Glyphipterix ortholeuca

Scientific classification
- Kingdom: Animalia
- Phylum: Arthropoda
- Clade: Pancrustacea
- Class: Insecta
- Order: Lepidoptera
- Family: Glyphipterigidae
- Genus: Glyphipterix
- Species: G. ortholeuca
- Binomial name: Glyphipterix ortholeuca Meyrick, 1921

= Glyphipterix ortholeuca =

- Authority: Meyrick, 1921

Species of moth

Glyphipterix ortholeuca is a moth in the family Glyphipterigidae. It is known from South Africa.

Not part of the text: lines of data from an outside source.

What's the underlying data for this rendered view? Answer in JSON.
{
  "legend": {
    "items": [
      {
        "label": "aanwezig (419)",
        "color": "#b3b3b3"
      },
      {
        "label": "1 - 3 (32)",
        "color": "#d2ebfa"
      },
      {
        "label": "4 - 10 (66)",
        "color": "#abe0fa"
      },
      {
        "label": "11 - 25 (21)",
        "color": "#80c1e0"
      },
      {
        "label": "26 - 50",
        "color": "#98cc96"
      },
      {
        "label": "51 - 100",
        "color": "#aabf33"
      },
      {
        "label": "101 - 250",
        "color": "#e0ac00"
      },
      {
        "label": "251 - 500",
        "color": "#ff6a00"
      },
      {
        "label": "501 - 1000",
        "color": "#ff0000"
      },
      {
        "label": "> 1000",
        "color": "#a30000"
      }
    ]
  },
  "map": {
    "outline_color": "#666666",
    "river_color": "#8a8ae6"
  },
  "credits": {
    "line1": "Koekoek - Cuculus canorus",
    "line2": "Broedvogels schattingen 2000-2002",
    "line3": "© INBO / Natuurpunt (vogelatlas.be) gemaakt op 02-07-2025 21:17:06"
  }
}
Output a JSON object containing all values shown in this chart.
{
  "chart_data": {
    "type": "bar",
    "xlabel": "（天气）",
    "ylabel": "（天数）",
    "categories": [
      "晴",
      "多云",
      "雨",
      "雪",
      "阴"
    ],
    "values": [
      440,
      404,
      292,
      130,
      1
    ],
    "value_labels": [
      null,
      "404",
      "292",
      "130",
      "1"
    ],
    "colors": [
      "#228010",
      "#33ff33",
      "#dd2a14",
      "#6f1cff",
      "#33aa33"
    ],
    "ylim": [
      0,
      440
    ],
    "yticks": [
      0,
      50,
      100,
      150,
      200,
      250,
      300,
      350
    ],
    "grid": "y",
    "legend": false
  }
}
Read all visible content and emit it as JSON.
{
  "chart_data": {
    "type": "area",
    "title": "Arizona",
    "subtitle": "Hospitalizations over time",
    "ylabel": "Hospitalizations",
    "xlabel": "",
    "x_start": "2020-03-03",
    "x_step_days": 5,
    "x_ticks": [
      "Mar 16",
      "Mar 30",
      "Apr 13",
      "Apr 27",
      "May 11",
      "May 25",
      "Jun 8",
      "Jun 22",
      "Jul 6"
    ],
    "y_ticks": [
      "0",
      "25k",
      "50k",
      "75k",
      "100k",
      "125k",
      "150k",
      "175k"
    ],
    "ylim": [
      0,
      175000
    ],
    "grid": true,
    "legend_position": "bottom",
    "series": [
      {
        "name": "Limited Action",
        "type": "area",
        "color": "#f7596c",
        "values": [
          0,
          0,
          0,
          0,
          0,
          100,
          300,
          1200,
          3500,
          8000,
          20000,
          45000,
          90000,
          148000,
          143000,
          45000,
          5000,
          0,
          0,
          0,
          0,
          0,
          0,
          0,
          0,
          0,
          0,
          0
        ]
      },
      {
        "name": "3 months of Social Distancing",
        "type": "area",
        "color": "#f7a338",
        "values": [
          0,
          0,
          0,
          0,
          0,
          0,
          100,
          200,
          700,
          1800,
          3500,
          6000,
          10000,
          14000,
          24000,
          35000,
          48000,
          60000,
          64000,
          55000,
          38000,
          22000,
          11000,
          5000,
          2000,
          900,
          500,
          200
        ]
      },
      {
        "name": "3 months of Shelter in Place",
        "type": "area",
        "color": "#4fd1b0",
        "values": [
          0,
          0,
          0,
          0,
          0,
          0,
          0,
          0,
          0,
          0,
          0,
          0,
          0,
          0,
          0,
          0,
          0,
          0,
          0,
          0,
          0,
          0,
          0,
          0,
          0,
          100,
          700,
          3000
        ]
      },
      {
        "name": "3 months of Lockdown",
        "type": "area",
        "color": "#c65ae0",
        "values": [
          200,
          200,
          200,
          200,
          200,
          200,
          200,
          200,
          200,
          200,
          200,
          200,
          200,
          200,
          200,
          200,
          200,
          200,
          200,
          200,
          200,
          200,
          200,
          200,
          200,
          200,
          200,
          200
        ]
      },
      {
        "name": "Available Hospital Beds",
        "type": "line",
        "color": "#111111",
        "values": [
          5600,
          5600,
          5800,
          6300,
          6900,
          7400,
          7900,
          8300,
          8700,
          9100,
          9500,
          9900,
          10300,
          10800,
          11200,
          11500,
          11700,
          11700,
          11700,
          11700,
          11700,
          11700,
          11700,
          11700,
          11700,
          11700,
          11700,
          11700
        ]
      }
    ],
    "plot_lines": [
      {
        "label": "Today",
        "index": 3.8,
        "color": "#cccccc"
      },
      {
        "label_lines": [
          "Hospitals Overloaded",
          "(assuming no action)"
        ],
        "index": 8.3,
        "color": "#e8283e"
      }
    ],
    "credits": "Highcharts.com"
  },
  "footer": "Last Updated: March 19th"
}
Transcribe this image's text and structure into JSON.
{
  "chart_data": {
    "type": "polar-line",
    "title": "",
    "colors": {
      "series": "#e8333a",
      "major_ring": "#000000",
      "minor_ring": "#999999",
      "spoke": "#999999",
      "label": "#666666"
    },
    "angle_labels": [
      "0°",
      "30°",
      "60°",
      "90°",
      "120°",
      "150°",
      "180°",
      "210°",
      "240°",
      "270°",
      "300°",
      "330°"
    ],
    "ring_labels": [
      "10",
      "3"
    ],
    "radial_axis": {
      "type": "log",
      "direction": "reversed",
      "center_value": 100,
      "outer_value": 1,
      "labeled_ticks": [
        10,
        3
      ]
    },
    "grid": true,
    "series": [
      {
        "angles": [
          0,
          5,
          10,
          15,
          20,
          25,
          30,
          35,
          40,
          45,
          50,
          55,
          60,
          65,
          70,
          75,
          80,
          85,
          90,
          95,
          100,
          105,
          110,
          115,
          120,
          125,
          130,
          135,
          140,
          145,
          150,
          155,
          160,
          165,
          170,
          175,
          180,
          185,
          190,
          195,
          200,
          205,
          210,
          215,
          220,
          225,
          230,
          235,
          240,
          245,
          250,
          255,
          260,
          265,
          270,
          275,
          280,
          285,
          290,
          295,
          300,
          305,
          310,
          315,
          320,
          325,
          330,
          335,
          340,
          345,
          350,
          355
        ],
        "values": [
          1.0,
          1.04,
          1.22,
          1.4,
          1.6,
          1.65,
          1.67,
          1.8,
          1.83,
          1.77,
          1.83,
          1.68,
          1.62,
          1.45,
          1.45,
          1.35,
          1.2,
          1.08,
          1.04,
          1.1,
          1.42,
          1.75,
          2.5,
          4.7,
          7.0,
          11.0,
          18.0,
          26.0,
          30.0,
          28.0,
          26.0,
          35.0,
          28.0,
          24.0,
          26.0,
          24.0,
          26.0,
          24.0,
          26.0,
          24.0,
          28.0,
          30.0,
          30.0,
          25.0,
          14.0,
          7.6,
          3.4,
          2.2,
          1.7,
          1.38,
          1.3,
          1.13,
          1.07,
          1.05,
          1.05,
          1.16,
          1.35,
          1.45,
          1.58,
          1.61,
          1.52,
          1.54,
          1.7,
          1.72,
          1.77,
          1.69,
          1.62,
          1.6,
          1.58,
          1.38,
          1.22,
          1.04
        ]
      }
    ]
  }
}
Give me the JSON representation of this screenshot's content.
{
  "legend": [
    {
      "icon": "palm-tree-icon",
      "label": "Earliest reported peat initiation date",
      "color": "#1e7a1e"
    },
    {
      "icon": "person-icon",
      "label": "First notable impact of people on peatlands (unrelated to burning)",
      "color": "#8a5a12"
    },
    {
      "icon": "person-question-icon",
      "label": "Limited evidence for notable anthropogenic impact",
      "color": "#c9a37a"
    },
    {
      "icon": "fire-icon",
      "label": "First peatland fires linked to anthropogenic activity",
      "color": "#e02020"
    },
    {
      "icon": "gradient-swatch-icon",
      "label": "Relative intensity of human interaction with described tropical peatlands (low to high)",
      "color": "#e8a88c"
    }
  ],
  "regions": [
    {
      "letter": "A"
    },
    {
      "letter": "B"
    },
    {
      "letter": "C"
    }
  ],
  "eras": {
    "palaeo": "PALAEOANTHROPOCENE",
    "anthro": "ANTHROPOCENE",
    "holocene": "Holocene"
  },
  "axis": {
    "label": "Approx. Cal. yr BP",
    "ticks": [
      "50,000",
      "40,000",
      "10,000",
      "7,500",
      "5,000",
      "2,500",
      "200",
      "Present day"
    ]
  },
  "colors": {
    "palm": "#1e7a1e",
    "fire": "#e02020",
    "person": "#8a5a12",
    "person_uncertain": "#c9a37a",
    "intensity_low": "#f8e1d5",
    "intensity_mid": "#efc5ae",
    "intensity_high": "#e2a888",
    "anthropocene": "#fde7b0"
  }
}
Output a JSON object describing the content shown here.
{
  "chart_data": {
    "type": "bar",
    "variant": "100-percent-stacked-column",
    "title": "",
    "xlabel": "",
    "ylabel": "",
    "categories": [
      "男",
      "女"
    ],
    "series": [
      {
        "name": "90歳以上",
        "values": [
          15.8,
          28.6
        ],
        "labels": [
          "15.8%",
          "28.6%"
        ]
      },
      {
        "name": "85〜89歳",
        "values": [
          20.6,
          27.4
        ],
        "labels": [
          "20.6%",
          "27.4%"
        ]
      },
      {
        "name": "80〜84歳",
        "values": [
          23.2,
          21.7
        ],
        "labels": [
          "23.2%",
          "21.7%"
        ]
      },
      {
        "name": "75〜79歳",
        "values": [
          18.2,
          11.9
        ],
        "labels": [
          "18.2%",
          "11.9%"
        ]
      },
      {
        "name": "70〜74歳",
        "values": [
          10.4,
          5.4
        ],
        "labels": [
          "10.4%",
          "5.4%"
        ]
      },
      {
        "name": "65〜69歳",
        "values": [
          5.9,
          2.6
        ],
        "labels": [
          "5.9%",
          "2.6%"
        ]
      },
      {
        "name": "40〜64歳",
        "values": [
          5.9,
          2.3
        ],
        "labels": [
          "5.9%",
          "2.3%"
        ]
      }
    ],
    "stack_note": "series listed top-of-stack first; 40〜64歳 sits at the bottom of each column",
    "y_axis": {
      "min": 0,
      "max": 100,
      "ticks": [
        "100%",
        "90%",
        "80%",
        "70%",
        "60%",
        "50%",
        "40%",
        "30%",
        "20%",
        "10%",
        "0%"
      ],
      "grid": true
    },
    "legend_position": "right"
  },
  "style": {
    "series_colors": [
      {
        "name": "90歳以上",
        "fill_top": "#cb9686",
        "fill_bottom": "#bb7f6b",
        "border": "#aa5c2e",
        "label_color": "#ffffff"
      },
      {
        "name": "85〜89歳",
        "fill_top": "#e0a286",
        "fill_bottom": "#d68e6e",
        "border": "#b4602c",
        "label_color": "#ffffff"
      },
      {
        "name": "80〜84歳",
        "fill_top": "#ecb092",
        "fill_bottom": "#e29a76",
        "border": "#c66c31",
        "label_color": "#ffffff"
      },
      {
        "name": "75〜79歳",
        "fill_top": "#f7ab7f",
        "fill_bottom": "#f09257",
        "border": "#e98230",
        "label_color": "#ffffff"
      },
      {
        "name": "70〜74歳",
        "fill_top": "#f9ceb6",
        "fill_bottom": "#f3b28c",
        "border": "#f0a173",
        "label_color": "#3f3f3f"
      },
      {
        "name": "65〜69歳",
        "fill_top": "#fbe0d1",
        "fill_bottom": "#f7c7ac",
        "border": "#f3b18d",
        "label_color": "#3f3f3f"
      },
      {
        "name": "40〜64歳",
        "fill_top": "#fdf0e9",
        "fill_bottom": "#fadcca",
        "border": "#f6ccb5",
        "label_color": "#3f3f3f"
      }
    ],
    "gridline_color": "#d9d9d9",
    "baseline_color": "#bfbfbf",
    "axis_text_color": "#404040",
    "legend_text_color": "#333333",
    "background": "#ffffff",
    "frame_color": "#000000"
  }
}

The wingspan is about 11 mm. The forewings are dark bronzy-fuscous with an erect somewhat pointed whitish streak from the dorsum at one-fourth, reaching three-fourths across the wing. The markings are prismatic violet-blue-metallic, finely black-edged. There are six slender streaks rising from white dots on the costa, the first at one-third somewhat oblique, reaching half across the wing, the others direct, the second shorter, the third and fourth reaching nearly half across the wing, the last two short. A rather short erect streak is found from the dorsum beyond the middle, and one from before the tornus reaching half across the wing. There is a dot in the disc beyond the middle, one towards the termen above the middle, two on lower part of the termen, and one on the termen beneath the apex. The hindwings are dark grey.